Hi all. Recent (but not unexpected) diagnosis of lung cancer, second diagnosis after previous cancer 7 years ago.
I'm (for all intents and purposes) on my own dealing with mum, but am also a single parent of two, with a f/t job and health issues of my own.
We've discussed POA and wills previously, she's told us what she'd like us to do with her estate, and admits that she hated feeling incapable during her last treatment.

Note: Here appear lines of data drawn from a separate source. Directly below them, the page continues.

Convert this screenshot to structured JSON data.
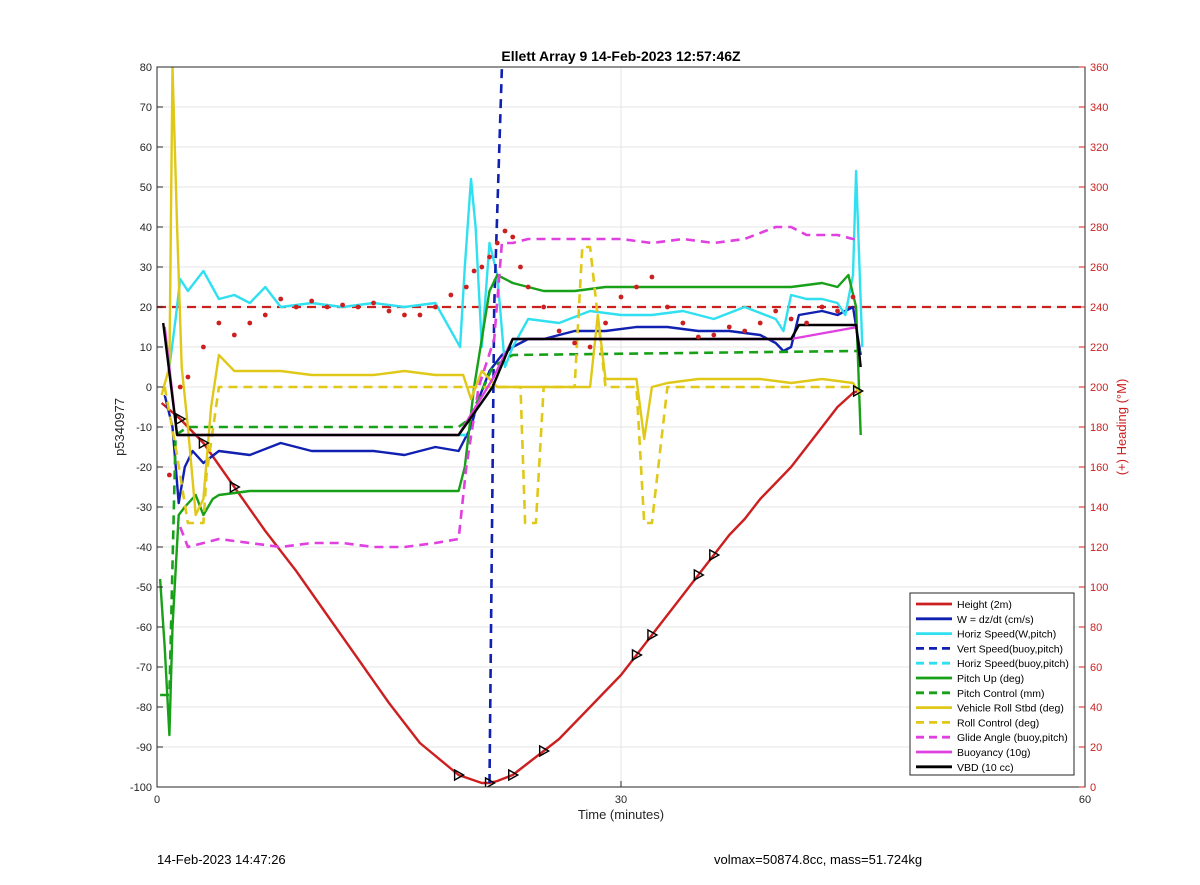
{
  "chart_data": {
    "type": "line",
    "title": "Ellett Array 9 14-Feb-2023 12:57:46Z",
    "xlabel": "Time (minutes)",
    "ylabel_left": "p5340977",
    "ylabel_right": "(+) Heading (°M)",
    "xlim": [
      0,
      60
    ],
    "ylim_left": [
      -100,
      80
    ],
    "ylim_right": [
      0,
      360
    ],
    "xticks": [
      0,
      30,
      60
    ],
    "yticks_left": [
      -100,
      -90,
      -80,
      -70,
      -60,
      -50,
      -40,
      -30,
      -20,
      -10,
      0,
      10,
      20,
      30,
      40,
      50,
      60,
      70,
      80
    ],
    "yticks_right": [
      0,
      20,
      40,
      60,
      80,
      100,
      120,
      140,
      160,
      180,
      200,
      220,
      240,
      260,
      280,
      300,
      320,
      340,
      360
    ],
    "grid": true,
    "legend_location": "bottom-right",
    "colors": {
      "red": "#cc2020",
      "blue": "#1020b0",
      "cyan": "#30e0f0",
      "green": "#18a018",
      "yellow": "#e0c818",
      "magenta": "#e040e0",
      "black": "#000000",
      "right_axis": "#cc2020"
    },
    "series": [
      {
        "name": "Height (2m)",
        "color": "#cc2020",
        "dash": false,
        "x": [
          0.3,
          1.5,
          3,
          5,
          7,
          9,
          11,
          13,
          15,
          17,
          19.5,
          21,
          21.5,
          22,
          23,
          24,
          25,
          26,
          27,
          28,
          29,
          30,
          31,
          32,
          33,
          34,
          35,
          36,
          37,
          38,
          39,
          40,
          41,
          42,
          43,
          44,
          45,
          45.3
        ],
        "y": [
          -4,
          -8,
          -14,
          -25,
          -36,
          -46,
          -57,
          -68,
          -79,
          -89,
          -97,
          -99,
          -99,
          -98.5,
          -97,
          -94,
          -91,
          -88,
          -84,
          -80,
          -76,
          -72,
          -67,
          -62,
          -57,
          -52,
          -47,
          -42,
          -37,
          -33,
          -28,
          -24,
          -20,
          -15,
          -10,
          -5,
          -1.5,
          -1
        ]
      },
      {
        "name": "W = dz/dt (cm/s)",
        "color": "#1020b0",
        "dash": false,
        "x": [
          0.5,
          1.0,
          1.4,
          1.8,
          2.3,
          3,
          4,
          6,
          8,
          10,
          12,
          14,
          16,
          18,
          19.5,
          20.3,
          20.8,
          21.5,
          22.3,
          23,
          24,
          25,
          27,
          29,
          31,
          33,
          35,
          37,
          39,
          40,
          40.5,
          41,
          41.5,
          43,
          44,
          45,
          45.5
        ],
        "y": [
          -2,
          -10,
          -29,
          -20,
          -16,
          -19,
          -16,
          -17,
          -14,
          -16,
          -16,
          -16,
          -17,
          -15,
          -16,
          -10,
          -3,
          4,
          8,
          10,
          12,
          12,
          14,
          14,
          15,
          15,
          14,
          14,
          13,
          11,
          9,
          10,
          18,
          19,
          18,
          20,
          8
        ]
      },
      {
        "name": "Horiz Speed(W,pitch)",
        "color": "#30e0f0",
        "dash": false,
        "x": [
          0.8,
          1.2,
          1.5,
          2,
          3,
          4,
          5,
          6,
          7,
          8,
          10,
          12,
          14,
          16,
          18,
          19.6,
          19.9,
          20.3,
          20.6,
          21,
          21.5,
          22,
          22.5,
          23,
          24,
          26,
          28,
          30,
          32,
          34,
          36,
          38,
          40,
          40.5,
          41,
          42,
          43,
          44,
          44.5,
          45,
          45.2,
          45.6
        ],
        "y": [
          5,
          17,
          27,
          24,
          29,
          22,
          23,
          21,
          25,
          20,
          21,
          20,
          21,
          20,
          21,
          10,
          30,
          52,
          40,
          10,
          36,
          28,
          5,
          10,
          17,
          16,
          19,
          18,
          18,
          19,
          17,
          20,
          17,
          14,
          23,
          22,
          22,
          21,
          18,
          28,
          54,
          10
        ]
      },
      {
        "name": "Vert Speed(buoy,pitch)",
        "color": "#1020b0",
        "dash": true,
        "x": [
          21.5,
          21.8,
          22.3
        ],
        "y": [
          -99,
          20,
          80
        ]
      },
      {
        "name": "Horiz Speed(buoy,pitch)",
        "color": "#30e0f0",
        "dash": true,
        "x": [
          19.5,
          20
        ],
        "y": [
          -12,
          -12
        ]
      },
      {
        "name": "Pitch Up (deg)",
        "color": "#18a018",
        "dash": false,
        "x": [
          0.2,
          0.5,
          0.8,
          1.0,
          1.4,
          1.8,
          2.5,
          3,
          3.6,
          4,
          6,
          8,
          10,
          12,
          14,
          16,
          18,
          19.5,
          19.9,
          20.5,
          21,
          21.5,
          22,
          23,
          25,
          27,
          29,
          31,
          33,
          35,
          37,
          39,
          41,
          43,
          44,
          44.7,
          45.2,
          45.5
        ],
        "y": [
          -48,
          -65,
          -87,
          -60,
          -32,
          -30,
          -27,
          -32,
          -28,
          -27,
          -26,
          -26,
          -26,
          -26,
          -26,
          -26,
          -26,
          -26,
          -20,
          0,
          12,
          24,
          28,
          26,
          24,
          24,
          25,
          25,
          25,
          25,
          25,
          25,
          25,
          26,
          25,
          28,
          20,
          -12
        ]
      },
      {
        "name": "Pitch Control (mm)",
        "color": "#18a018",
        "dash": true,
        "x": [
          0.2,
          0.8,
          1.2,
          2,
          19.5,
          20.2,
          21.7,
          23,
          45.2,
          45.5
        ],
        "y": [
          -77,
          -77,
          -12,
          -10,
          -10,
          -8,
          5,
          8,
          9,
          9
        ]
      },
      {
        "name": "Vehicle Roll Stbd (deg)",
        "color": "#e0c818",
        "dash": false,
        "x": [
          0.3,
          0.8,
          1.0,
          1.3,
          1.6,
          2,
          2.5,
          3,
          3.5,
          4,
          5,
          6,
          8,
          10,
          12,
          14,
          16,
          18,
          19.8,
          20.3,
          21,
          22,
          23,
          24,
          26,
          27,
          28,
          28.5,
          29,
          31,
          31.5,
          32,
          33,
          35,
          37,
          39,
          41,
          43,
          45,
          45.5
        ],
        "y": [
          -2,
          5,
          80,
          40,
          5,
          -10,
          -32,
          -28,
          -5,
          8,
          4,
          4,
          4,
          3,
          3,
          3,
          4,
          3,
          3,
          -3,
          4,
          0,
          0,
          0,
          0,
          0,
          0,
          18,
          2,
          2,
          -13,
          0,
          1,
          2,
          2,
          2,
          1,
          2,
          1,
          -2
        ]
      },
      {
        "name": "Roll Control (deg)",
        "color": "#e0c818",
        "dash": true,
        "x": [
          0.5,
          1.2,
          2,
          2.5,
          3,
          3.2,
          4,
          19.5,
          20.5,
          22,
          23.5,
          23.8,
          24.5,
          25,
          25.5,
          27,
          27.5,
          28,
          29,
          31,
          31.5,
          32,
          33,
          45
        ],
        "y": [
          0,
          -15,
          -34,
          -34,
          -34,
          -22,
          0,
          0,
          0,
          0,
          0,
          -34,
          -34,
          0,
          0,
          0,
          35,
          35,
          0,
          0,
          -34,
          -34,
          0,
          0
        ]
      },
      {
        "name": "Glide Angle (buoy,pitch)",
        "color": "#e040e0",
        "dash": true,
        "x": [
          1.5,
          2,
          4,
          6,
          8,
          10,
          12,
          14,
          16,
          18,
          19.5,
          20,
          20.8,
          21.8,
          22.3,
          23,
          24,
          26,
          28,
          30,
          32,
          34,
          36,
          38,
          40,
          41,
          42,
          44,
          45,
          45.5
        ],
        "y": [
          -35,
          -40,
          -38,
          -39,
          -40,
          -39,
          -39,
          -40,
          -40,
          -39,
          -38,
          -20,
          0,
          12,
          36,
          36,
          37,
          37,
          37,
          37,
          36,
          37,
          36,
          37,
          40,
          40,
          38,
          38,
          37,
          37
        ]
      },
      {
        "name": "Buoyancy (10g)",
        "color": "#e040e0",
        "dash": false,
        "x": [
          0.5,
          1.3,
          2,
          19.5,
          21.7,
          23,
          41,
          45.3
        ],
        "y": [
          15,
          -12,
          -12,
          -12,
          2,
          12,
          12,
          15
        ]
      },
      {
        "name": "VBD (10 cc)",
        "color": "#000000",
        "dash": false,
        "x": [
          0.4,
          1.3,
          2,
          19.5,
          21.7,
          23,
          41,
          41.5,
          45.2,
          45.5
        ],
        "y": [
          16,
          -12,
          -12,
          -12,
          0,
          12,
          12,
          15.5,
          15.5,
          5
        ]
      }
    ],
    "heading_points": {
      "name": "(+) Heading (°M)",
      "color": "#cc2020",
      "x": [
        0.8,
        1.5,
        2,
        3,
        4,
        5,
        6,
        7,
        8,
        9,
        10,
        11,
        12,
        13,
        14,
        15,
        16,
        17,
        18,
        19,
        20,
        20.5,
        21,
        21.5,
        22,
        22.5,
        23,
        23.5,
        24,
        25,
        26,
        27,
        28,
        29,
        30,
        31,
        32,
        33,
        34,
        35,
        36,
        37,
        38,
        39,
        40,
        41,
        42,
        43,
        44,
        45
      ],
      "y": [
        156,
        200,
        205,
        220,
        232,
        226,
        232,
        236,
        244,
        240,
        243,
        240,
        241,
        240,
        242,
        238,
        236,
        236,
        240,
        246,
        250,
        258,
        260,
        265,
        272,
        278,
        275,
        260,
        250,
        240,
        228,
        222,
        220,
        232,
        245,
        250,
        255,
        240,
        232,
        225,
        226,
        230,
        228,
        232,
        238,
        234,
        232,
        240,
        238,
        245
      ]
    },
    "heading_reference": {
      "color": "#cc2020",
      "dash": true,
      "y_left": 20
    },
    "footer_left": "14-Feb-2023 14:47:26",
    "footer_right": "volmax=50874.8cc, mass=51.724kg"
  }
}
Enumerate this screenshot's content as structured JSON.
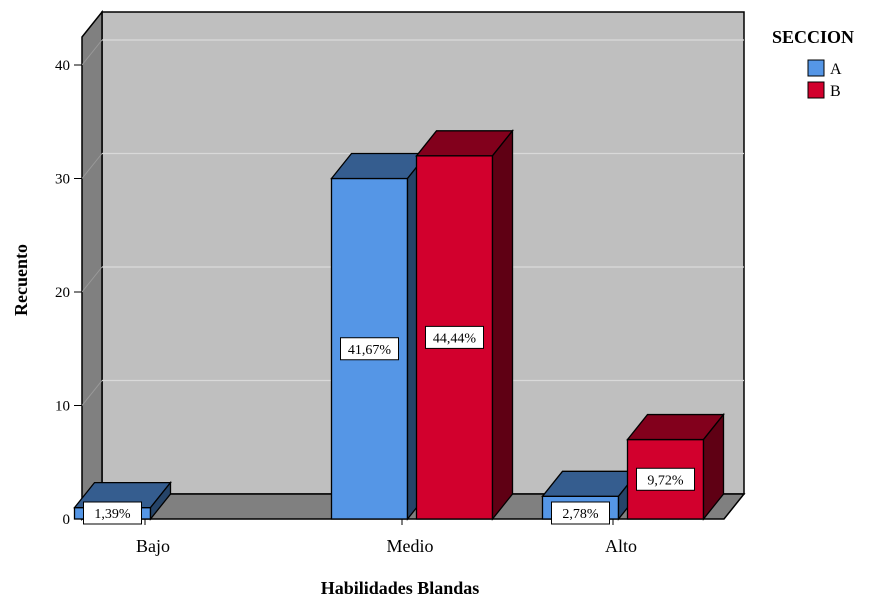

However is now refusing to legally finalise a will and POA. Thinks its too formal, and too final. Cannot be persuaded that it will save so much hassle for us me should she be even temporarily unable to conduct her affairs - she is looking at surgery including time in icu plus a schedule of chemo, so is likely to be somewhat limited physically nevermind emotionally to handle stuff. Acknowledges that everything is likely to land on me, and also that my sibling will still be interfering yet absent throughout. I have no ££ buffer to support her should she need any bailing out.
Does anyone have any advice/info/shock tactics I can present to her to show her that investing time now could help me out down the line?
I'm aware how heartless this might sound, but I've just spent 2 days juggling kids/work/childcare whilst I've stayed with her following a medical procedure. I'm knackered. I'm feeling a raft of emotions with regard to her health but also feeling somewhat resentful that she's refusing to do whatever we can to ease things over the next few months in the short term.